McNish then reads from her newest release, Plum – she candidly tells the audience, “some critics have speculated that I named this collection ‘Plum’ because plums can be symbols for the female reproductive organ… but I just really like eating plums.” She reads beautifully relatable poems about her jobs as a teenager, from working in Boots to working in a fast food restaurant, and then time travels from adolescence to motherhood, reading a poem inspired by David Cameron, and how his presence in the news once made her feel like a good mother – she explains that her and her 5 year old daughter read the news together over breakfast one morning:

“I read you the papers again today

Told you how some say the prime minister

The conservative one?

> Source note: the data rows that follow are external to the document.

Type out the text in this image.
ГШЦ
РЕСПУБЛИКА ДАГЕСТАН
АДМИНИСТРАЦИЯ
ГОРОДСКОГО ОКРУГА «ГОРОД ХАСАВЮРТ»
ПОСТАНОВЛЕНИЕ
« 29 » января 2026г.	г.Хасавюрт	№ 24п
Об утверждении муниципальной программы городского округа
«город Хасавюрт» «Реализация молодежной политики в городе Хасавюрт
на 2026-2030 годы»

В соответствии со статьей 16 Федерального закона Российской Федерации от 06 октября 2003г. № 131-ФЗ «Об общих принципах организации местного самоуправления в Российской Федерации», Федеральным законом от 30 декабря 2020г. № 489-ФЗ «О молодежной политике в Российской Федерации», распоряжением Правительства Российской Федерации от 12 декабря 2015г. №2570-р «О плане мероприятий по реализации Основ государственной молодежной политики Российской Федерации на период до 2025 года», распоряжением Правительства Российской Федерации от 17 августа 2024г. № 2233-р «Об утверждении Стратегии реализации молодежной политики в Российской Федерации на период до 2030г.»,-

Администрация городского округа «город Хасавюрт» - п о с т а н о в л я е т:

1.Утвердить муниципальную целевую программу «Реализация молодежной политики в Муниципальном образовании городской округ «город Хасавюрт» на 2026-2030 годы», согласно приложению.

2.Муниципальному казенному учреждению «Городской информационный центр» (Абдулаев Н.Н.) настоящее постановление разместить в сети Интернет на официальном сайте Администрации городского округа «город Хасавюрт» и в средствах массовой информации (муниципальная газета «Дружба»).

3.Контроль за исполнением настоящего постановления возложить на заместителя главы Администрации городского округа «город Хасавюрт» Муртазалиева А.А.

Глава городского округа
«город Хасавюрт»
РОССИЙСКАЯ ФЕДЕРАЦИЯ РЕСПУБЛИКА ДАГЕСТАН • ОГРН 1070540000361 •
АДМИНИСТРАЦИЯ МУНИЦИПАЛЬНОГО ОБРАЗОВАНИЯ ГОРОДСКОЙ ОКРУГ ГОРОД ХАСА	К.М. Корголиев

You ask

 

  • I nod

 

Put his knob

 

  • I say willy, of course

 

Into a dead pig’s mouth

When he was younger”

The way in which both poets manage to evoke such stark emotions in the audience of the sold out Òran Mór is indicative of the power of spoken word – whether it be by sharing the human experiences of grief or guilt, or tapping into the ability to command a room with comedy. Both artists perform confidently and keep themselves, and the audience, at ease throughout the show. The audience was compiled of a range of people, most noticeably different by a diversity of age, and each poet is so skilled in their work that they are able to connect with each person in the room, sometimes speaking as mothers, sometimes speaking as children, sometimes speaking as women, and sometimes just speaking as flawed individuals with truly brilliant talents.